Silane coupling agents and silane coupling agents used in the preparation of silicon dioxide layer 20 are all prior art, such as silane coupling agents such as KH550, KH560, KH570 in the prior art, and silane coupling agents are applied to silicon dioxide The technical reference for the preparation of the layer is the application number 201210169644.4, the invention application patent named a decorative composite coating with hydrophobic self-cleaning function and its preparation method, etc.

Although the utility model has been specifically shown and described in conjunction with preferred embodiments, those skilled in the art should understand that, without departing from the spirit and scope of the utility model defined by the appended claims, changes in form and details may be made.
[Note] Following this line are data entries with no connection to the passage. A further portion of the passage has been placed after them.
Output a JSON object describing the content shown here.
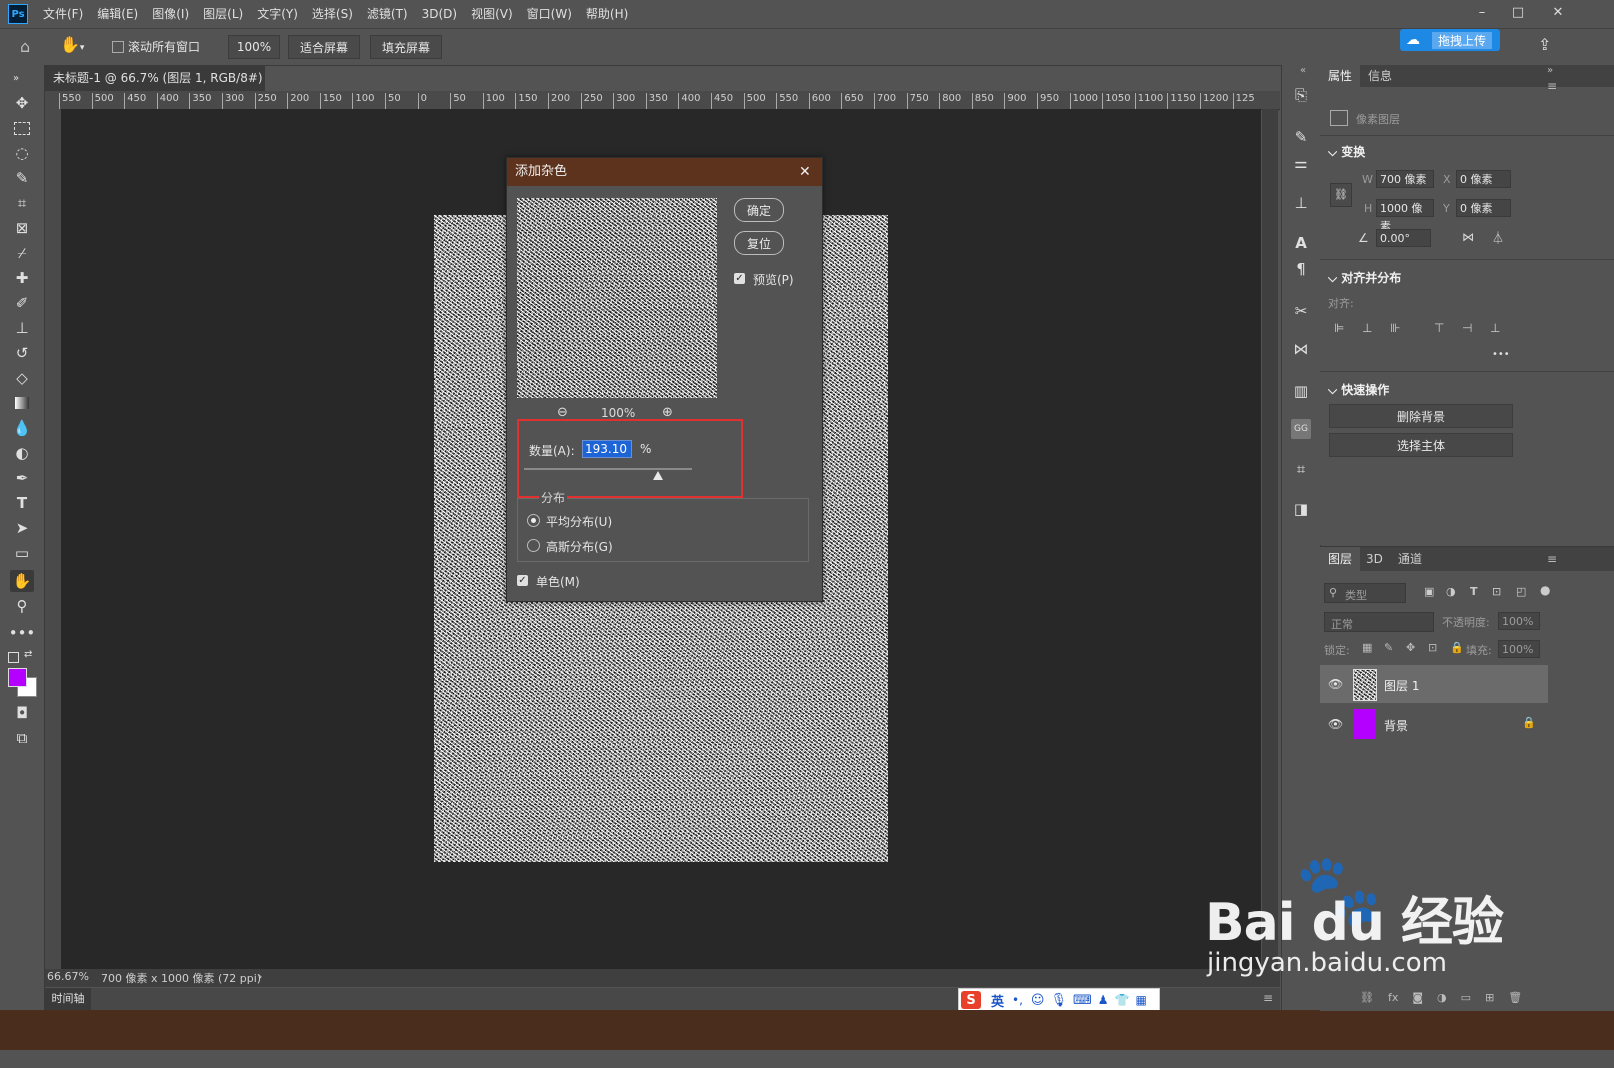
{
  "menubar": {
    "logo": "Ps",
    "items": [
      "文件(F)",
      "编辑(E)",
      "图像(I)",
      "图层(L)",
      "文字(Y)",
      "选择(S)",
      "滤镜(T)",
      "3D(D)",
      "视图(V)",
      "窗口(W)",
      "帮助(H)"
    ],
    "minimize": "–",
    "restore": "□",
    "close": "✕"
  },
  "options": {
    "scroll_all_label": "滚动所有窗口",
    "zoom_value": "100%",
    "fit_screen": "适合屏幕",
    "fill_screen": "填充屏幕",
    "upload_label": "拖拽上传"
  },
  "document": {
    "tab_title": "未标题-1 @ 66.7% (图层 1, RGB/8#) *",
    "tab_close": "×",
    "ruler_top": [
      "550",
      "500",
      "450",
      "400",
      "350",
      "300",
      "250",
      "200",
      "150",
      "100",
      "50",
      "0",
      "50",
      "100",
      "150",
      "200",
      "250",
      "300",
      "350",
      "400",
      "450",
      "500",
      "550",
      "600",
      "650",
      "700",
      "750",
      "800",
      "850",
      "900",
      "950",
      "1000",
      "1050",
      "1100",
      "1150",
      "1200",
      "125"
    ],
    "status_zoom": "66.67%",
    "status_info": "700 像素 x 1000 像素 (72 ppi)",
    "status_arrow": "›",
    "timeline_label": "时间轴"
  },
  "dialog": {
    "title": "添加杂色",
    "close": "✕",
    "ok": "确定",
    "reset": "复位",
    "preview_label": "预览(P)",
    "preview_checked": true,
    "preview_zoom": "100%",
    "amount_label": "数量(A):",
    "amount_value": "193.10",
    "amount_unit": "%",
    "amount_slider_fraction": 0.8,
    "distribution_label": "分布",
    "uniform_label": "平均分布(U)",
    "gaussian_label": "高斯分布(G)",
    "selected_distribution": "uniform",
    "mono_label": "单色(M)",
    "mono_checked": true,
    "highlight_color": "#e0302f"
  },
  "properties": {
    "tabs": [
      "属性",
      "信息"
    ],
    "layer_type": "像素图层",
    "transform_title": "变换",
    "w_label": "W",
    "w_value": "700 像素",
    "x_label": "X",
    "x_value": "0 像素",
    "h_label": "H",
    "h_value": "1000 像素",
    "y_label": "Y",
    "y_value": "0 像素",
    "angle_value": "0.00°",
    "align_title": "对齐并分布",
    "align_label": "对齐:",
    "more": "•••",
    "quick_title": "快速操作",
    "remove_bg": "删除背景",
    "select_subject": "选择主体"
  },
  "layers": {
    "tabs": [
      "图层",
      "3D",
      "通道"
    ],
    "filter_placeholder": "类型",
    "blend_mode": "正常",
    "opacity_label": "不透明度:",
    "opacity_value": "100%",
    "lock_label": "锁定:",
    "fill_label": "填充:",
    "fill_value": "100%",
    "items": [
      {
        "name": "图层 1"
      },
      {
        "name": "背景"
      }
    ],
    "background_color": "#b400ff"
  },
  "colors": {
    "foreground": "#b400ff",
    "background": "#ffffff"
  },
  "ime": {
    "lang": "英"
  },
  "watermark": {
    "brand": "Bai du 经验",
    "url": "jingyan.baidu.com"
  }
}
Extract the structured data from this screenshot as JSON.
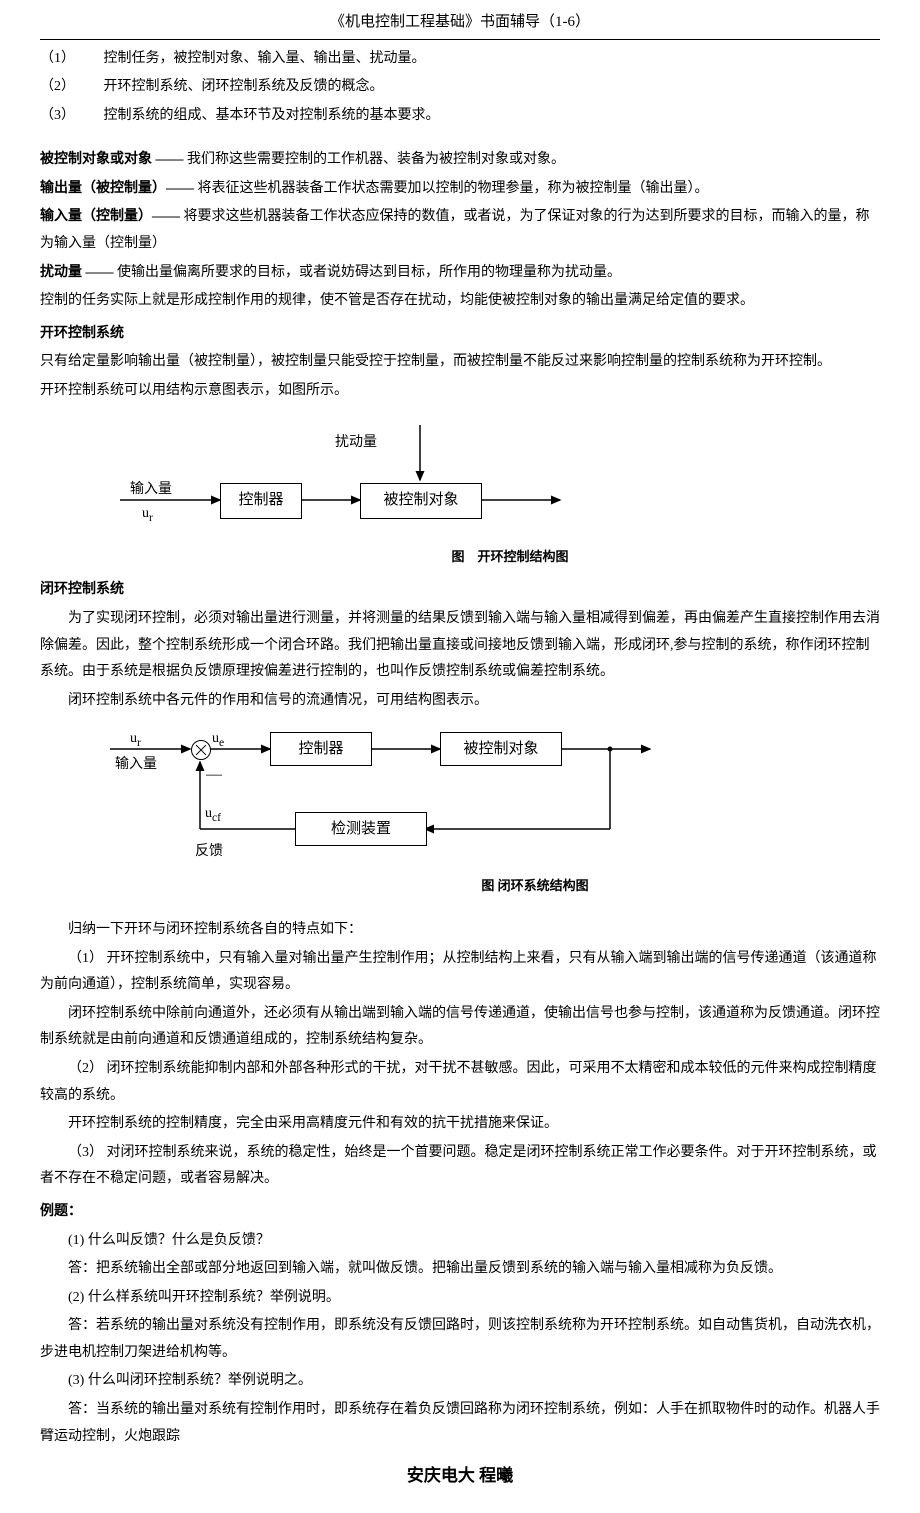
{
  "header": "《机电控制工程基础》书面辅导（1-6）",
  "items": [
    {
      "num": "（1）",
      "text": "控制任务，被控制对象、输入量、输出量、扰动量。"
    },
    {
      "num": "（2）",
      "text": "开环控制系统、闭环控制系统及反馈的概念。"
    },
    {
      "num": "（3）",
      "text": "控制系统的组成、基本环节及对控制系统的基本要求。"
    }
  ],
  "defs": [
    {
      "term": "被控制对象或对象 —— ",
      "text": "我们称这些需要控制的工作机器、装备为被控制对象或对象。"
    },
    {
      "term": "输出量（被控制量）—— ",
      "text": "将表征这些机器装备工作状态需要加以控制的物理参量，称为被控制量（输出量）。"
    },
    {
      "term": "输入量（控制量）—— ",
      "text": "将要求这些机器装备工作状态应保持的数值，或者说，为了保证对象的行为达到所要求的目标，而输入的量，称为输入量（控制量）"
    },
    {
      "term": "扰动量 —— ",
      "text": "使输出量偏离所要求的目标，或者说妨碍达到目标，所作用的物理量称为扰动量。"
    }
  ],
  "p_ctrl_task": "控制的任务实际上就是形成控制作用的规律，使不管是否存在扰动，均能使被控制对象的输出量满足给定值的要求。",
  "h_open": "开环控制系统",
  "p_open1": "只有给定量影响输出量（被控制量），被控制量只能受控于控制量，而被控制量不能反过来影响控制量的控制系统称为开环控制。",
  "p_open2": "开环控制系统可以用结构示意图表示，如图所示。",
  "d1": {
    "disturb": "扰动量",
    "input": "输入量",
    "ur": "u",
    "ur_sub": "r",
    "controller": "控制器",
    "plant": "被控制对象"
  },
  "fig1": "图　开环控制结构图",
  "h_closed": "闭环控制系统",
  "p_closed1": "为了实现闭环控制，必须对输出量进行测量，并将测量的结果反馈到输入端与输入量相减得到偏差，再由偏差产生直接控制作用去消除偏差。因此，整个控制系统形成一个闭合环路。我们把输出量直接或间接地反馈到输入端，形成闭环,参与控制的系统，称作闭环控制系统。由于系统是根据负反馈原理按偏差进行控制的，也叫作反馈控制系统或偏差控制系统。",
  "p_closed2": "闭环控制系统中各元件的作用和信号的流通情况，可用结构图表示。",
  "d2": {
    "ur": "u",
    "ur_sub": "r",
    "input": "输入量",
    "ue": "u",
    "ue_sub": "e",
    "controller": "控制器",
    "plant": "被控制对象",
    "ucf": "u",
    "ucf_sub": "cf",
    "feedback": "反馈",
    "minus": "—",
    "sensor": "检测装置"
  },
  "fig2": "图  闭环系统结构图",
  "p_summary": "归纳一下开环与闭环控制系统各自的特点如下：",
  "p_s1": "（1） 开环控制系统中，只有输入量对输出量产生控制作用；从控制结构上来看，只有从输入端到输出端的信号传递通道（该通道称为前向通道），控制系统简单，实现容易。",
  "p_s1b": "闭环控制系统中除前向通道外，还必须有从输出端到输入端的信号传递通道，使输出信号也参与控制，该通道称为反馈通道。闭环控制系统就是由前向通道和反馈通道组成的，控制系统结构复杂。",
  "p_s2": "（2） 闭环控制系统能抑制内部和外部各种形式的干扰，对干扰不甚敏感。因此，可采用不太精密和成本较低的元件来构成控制精度较高的系统。",
  "p_s2b": "开环控制系统的控制精度，完全由采用高精度元件和有效的抗干扰措施来保证。",
  "p_s3": "（3） 对闭环控制系统来说，系统的稳定性，始终是一个首要问题。稳定是闭环控制系统正常工作必要条件。对于开环控制系统，或者不存在不稳定问题，或者容易解决。",
  "h_examples": "例题：",
  "q1": "(1) 什么叫反馈？什么是负反馈？",
  "a1": "答：把系统输出全部或部分地返回到输入端，就叫做反馈。把输出量反馈到系统的输入端与输入量相减称为负反馈。",
  "q2": "(2) 什么样系统叫开环控制系统？举例说明。",
  "a2": "答：若系统的输出量对系统没有控制作用，即系统没有反馈回路时，则该控制系统称为开环控制系统。如自动售货机，自动洗衣机，步进电机控制刀架进给机构等。",
  "q3": "(3) 什么叫闭环控制系统？举例说明之。",
  "a3": "答：当系统的输出量对系统有控制作用时，即系统存在着负反馈回路称为闭环控制系统，例如：人手在抓取物件时的动作。机器人手臂运动控制，火炮跟踪",
  "footer": "安庆电大  程曦"
}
Making various changes to the utility model is within the protection scope of the utility model.

Claims (10)

1. A lamination antireflection film for a crystalline silicon solar cell is characterized in that: the silicon nitride layer, the silicon dioxide layer and the titanium dioxide-silicon dioxide composite layer are independent antireflection film layers.

2. The laminated antireflection film for a crystalline silicon solar cell according to claim 1, characterized in that: the refractive index of the titanium dioxide-silicon dioxide composite layer is larger than that of the silicon dioxide layer.

3. The laminated antireflection film for a crystalline silicon solar cell according to claim 1, characterized in that: the refractive index of the silicon nitride layer is 2.01.

4. The laminated antireflection film for a crystalline silicon solar cell according to claim 3, characterized in that: the thickness of the film layer of the silicon nitride layer is 75-80 nm.

5. The laminated antireflection film for a crystalline silicon solar cell according to claim 1 or 3, characterized in that: the refractive index of the silica layer was 1.43.

6. The laminated antireflection film for a crystalline silicon solar cell according to claim 5, characterized in that: the thickness of the silicon dioxide layer is 105-112nm or 90-95 nm.

7. The laminated antireflection film for a crystalline silicon solar cell according to claim 5, characterized in that: the refractive index of the titania-silica composite layer was 1.74.

8. The laminated antireflection film for a crystalline silicon solar cell according to claim 1, characterized in that: the refractive index of the titania-silica composite layer was 1.74.

9. The laminated antireflection film for a crystalline silicon solar cell according to claim 7 or 8, characterized in that: the thickness of the film layer of the titanium dioxide-silicon dioxide composite layer is 85-92nm or 60-65 nm.

10. The laminated antireflection film for a crystalline silicon solar cell according to claim 1, characterized in that: the silica layer is a silica layer having a silane coupling agent.